À travers l’inauguration de l’autoroute Mbour-Kaolack par le président Bassirou Diomaye Faye, le Collectif Fattali Rappel remet au cœur du débat la nécessité de préserver une tradition républicaine : reconnaître le mérite et l’action des prédécesseurs, au-delà des alternances politiques. Une exigence qui, selon le collectif, doit s’appliquer aux grands projets structurants, notamment ceux initiés sous le magistère de Macky Sall.
Rendre à César ce qui appartient à César. C’est, en substance, le message lancé par le Collectif Fattali Rappel au lendemain de l’inauguration, samedi, de l’autoroute Mbour-Kaolack par le président de la République, Bassirou Diomaye Faye.
Pour le collectif, cette cérémonie offre surtout l’occasion de rappeler une évidence : la continuité de l’État doit transcender les alternances politiques. Si le chef de l’État actuel a procédé à l’inauguration de cette infrastructure majeure, le projet est le fruit d’une vision, de décisions et d’engagements pris sous le magistère de l’ancien président Macky Sall.
Fattali Rappel estime ainsi qu’il convient de distinguer l’inauguration d’un ouvrage de son origine. Une infrastructure ne naît pas le jour de sa mise en service. Elle est le résultat d’une vision, d’études, de décisions politiques, de financements et de plusieurs années de travaux.
À cet égard, l’autoroute Mbour-Kaolack apparaît, aux yeux du collectif, comme l’un des projets phares de la politique d’infrastructures engagée sous Macky Sall. Son inauguration aujourd’hui par Bassirou Diomaye Faye illustre précisément, selon Fattali Rappel, la réalité de la continuité de l’État : un président peut inaugurer un projet initié par son prédécesseur, parce que ce projet appartient désormais au patrimoine de la République.
Le collectif insiste également sur l’importance de reconnaître la vision et le mérite de Macky Sall dans la réalisation de plusieurs infrastructures structurantes. BRT, TER, ponts, autoroutes et autres grands ouvrages sont cités comme autant de projets qui ont été pensés, engagés ou lancés sous son magistère et dont les populations continuent de bénéficier.
Pour Fattali Rappel, cette reconnaissance ne saurait être interprétée comme une démarche partisane. Elle relève d’une exigence de vérité et de mémoire institutionnelle. Reconnaître le mérite d’un prédécesseur ne signifie pas minimiser l’action de son successeur.
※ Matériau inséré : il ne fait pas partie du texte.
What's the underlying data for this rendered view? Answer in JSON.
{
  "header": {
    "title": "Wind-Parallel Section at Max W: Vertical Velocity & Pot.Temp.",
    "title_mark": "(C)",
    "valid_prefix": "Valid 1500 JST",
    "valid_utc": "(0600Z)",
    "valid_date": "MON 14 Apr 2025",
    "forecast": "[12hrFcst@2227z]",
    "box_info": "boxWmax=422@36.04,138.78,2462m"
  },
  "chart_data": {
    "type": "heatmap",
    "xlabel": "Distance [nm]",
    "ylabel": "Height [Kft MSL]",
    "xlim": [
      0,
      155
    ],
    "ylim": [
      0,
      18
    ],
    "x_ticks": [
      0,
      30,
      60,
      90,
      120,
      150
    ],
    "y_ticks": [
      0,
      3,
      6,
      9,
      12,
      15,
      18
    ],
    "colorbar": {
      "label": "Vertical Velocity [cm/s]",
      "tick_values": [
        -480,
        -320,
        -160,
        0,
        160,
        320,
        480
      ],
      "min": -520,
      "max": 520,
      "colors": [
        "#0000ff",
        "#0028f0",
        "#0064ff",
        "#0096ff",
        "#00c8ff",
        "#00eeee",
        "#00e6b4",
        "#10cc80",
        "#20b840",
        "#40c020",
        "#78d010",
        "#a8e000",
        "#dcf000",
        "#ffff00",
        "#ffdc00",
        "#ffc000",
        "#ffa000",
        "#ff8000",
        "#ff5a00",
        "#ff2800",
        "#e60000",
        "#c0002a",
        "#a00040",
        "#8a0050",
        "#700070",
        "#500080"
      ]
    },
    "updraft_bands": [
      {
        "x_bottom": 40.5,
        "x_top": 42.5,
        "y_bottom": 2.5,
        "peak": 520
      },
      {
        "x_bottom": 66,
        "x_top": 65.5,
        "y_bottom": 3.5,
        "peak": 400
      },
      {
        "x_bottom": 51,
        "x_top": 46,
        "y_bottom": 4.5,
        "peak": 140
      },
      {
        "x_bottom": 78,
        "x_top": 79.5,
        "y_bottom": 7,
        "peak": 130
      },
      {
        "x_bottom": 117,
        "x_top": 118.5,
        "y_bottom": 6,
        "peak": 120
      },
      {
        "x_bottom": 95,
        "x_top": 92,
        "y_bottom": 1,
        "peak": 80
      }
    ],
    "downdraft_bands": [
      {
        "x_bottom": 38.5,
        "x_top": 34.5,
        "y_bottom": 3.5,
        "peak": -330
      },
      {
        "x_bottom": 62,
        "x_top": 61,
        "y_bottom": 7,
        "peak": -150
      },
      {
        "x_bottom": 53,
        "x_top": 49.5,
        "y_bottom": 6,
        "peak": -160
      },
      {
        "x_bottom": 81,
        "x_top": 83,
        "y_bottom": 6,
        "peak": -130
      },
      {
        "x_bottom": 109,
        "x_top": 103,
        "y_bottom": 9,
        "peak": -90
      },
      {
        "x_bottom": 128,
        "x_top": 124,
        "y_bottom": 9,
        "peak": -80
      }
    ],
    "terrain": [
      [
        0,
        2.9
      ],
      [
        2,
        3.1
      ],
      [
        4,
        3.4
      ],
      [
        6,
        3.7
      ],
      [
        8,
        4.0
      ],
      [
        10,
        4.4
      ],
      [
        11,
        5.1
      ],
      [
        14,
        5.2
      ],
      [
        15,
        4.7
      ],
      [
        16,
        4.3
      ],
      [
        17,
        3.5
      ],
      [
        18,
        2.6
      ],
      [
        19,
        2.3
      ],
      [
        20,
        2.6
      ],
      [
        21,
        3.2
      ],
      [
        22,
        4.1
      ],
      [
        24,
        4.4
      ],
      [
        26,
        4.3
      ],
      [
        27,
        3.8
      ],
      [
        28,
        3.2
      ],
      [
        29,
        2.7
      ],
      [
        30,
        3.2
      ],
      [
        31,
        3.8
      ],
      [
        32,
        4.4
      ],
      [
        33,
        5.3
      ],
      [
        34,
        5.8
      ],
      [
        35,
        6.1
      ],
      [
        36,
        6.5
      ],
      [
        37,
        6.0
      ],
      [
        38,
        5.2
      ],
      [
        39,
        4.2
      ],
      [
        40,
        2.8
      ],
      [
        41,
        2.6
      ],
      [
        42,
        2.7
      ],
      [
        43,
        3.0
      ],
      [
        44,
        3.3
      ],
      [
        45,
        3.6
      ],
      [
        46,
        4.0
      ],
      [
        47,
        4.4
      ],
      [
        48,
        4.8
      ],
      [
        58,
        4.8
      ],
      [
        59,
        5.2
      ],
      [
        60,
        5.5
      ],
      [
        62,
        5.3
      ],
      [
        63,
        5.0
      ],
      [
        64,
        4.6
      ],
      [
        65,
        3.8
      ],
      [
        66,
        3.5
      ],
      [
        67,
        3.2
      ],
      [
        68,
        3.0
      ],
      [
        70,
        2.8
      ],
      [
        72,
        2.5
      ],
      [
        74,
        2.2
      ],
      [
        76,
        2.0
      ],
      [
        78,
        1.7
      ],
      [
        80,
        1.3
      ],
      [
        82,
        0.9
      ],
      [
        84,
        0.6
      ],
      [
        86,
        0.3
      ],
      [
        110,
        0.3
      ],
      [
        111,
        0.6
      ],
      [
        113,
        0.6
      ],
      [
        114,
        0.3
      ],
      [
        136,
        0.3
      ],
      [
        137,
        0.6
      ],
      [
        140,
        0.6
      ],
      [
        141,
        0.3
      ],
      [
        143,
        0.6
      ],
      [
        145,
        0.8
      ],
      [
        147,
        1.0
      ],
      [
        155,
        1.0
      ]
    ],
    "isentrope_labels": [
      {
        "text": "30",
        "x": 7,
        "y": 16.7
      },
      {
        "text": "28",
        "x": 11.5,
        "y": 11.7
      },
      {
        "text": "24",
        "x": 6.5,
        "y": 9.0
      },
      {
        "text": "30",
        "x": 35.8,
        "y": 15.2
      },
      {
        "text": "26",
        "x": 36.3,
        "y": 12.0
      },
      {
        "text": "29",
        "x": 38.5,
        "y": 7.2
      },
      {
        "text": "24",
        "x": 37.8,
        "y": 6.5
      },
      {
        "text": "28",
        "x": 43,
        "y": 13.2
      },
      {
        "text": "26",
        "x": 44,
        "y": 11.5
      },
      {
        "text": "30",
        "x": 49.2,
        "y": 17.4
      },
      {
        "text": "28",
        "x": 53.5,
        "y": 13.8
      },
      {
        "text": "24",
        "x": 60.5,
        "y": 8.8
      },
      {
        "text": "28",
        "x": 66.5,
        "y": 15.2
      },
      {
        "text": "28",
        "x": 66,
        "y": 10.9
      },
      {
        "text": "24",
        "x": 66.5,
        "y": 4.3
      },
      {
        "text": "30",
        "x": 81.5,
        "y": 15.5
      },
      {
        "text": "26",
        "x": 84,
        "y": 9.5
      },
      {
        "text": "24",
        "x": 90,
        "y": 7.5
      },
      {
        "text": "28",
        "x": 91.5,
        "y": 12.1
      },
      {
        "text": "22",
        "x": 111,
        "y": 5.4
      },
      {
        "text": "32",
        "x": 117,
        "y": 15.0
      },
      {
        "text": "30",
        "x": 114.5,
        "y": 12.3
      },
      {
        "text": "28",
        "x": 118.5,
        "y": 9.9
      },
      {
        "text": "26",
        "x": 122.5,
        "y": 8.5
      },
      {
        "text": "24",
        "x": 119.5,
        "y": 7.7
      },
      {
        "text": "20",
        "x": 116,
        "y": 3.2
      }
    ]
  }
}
Au contraire, le président Bassirou Diomaye Faye, en procédant à l’inauguration de l’autoroute Mbour-Kaolack, participe lui-même à cette continuité de l’État. Il revient désormais aux autorités actuelles de poursuivre, d’achever, de mettre en service et de valoriser les projets hérités des précédents régimes lorsque ceux-ci répondent à l’intérêt général.
Une tradition républicaine à préserver
Pour le Collectif Fattali Rappel, cette conception de l’État n’est pas nouvelle au Sénégal. De Léopold Sédar Senghor à Macky Sall, en passant par Abdou Diouf et Abdoulaye Wade, la reconnaissance du mérite et de l’action des prédécesseurs a toujours constitué une tradition républicaine, observée au-delà des alternances politiques.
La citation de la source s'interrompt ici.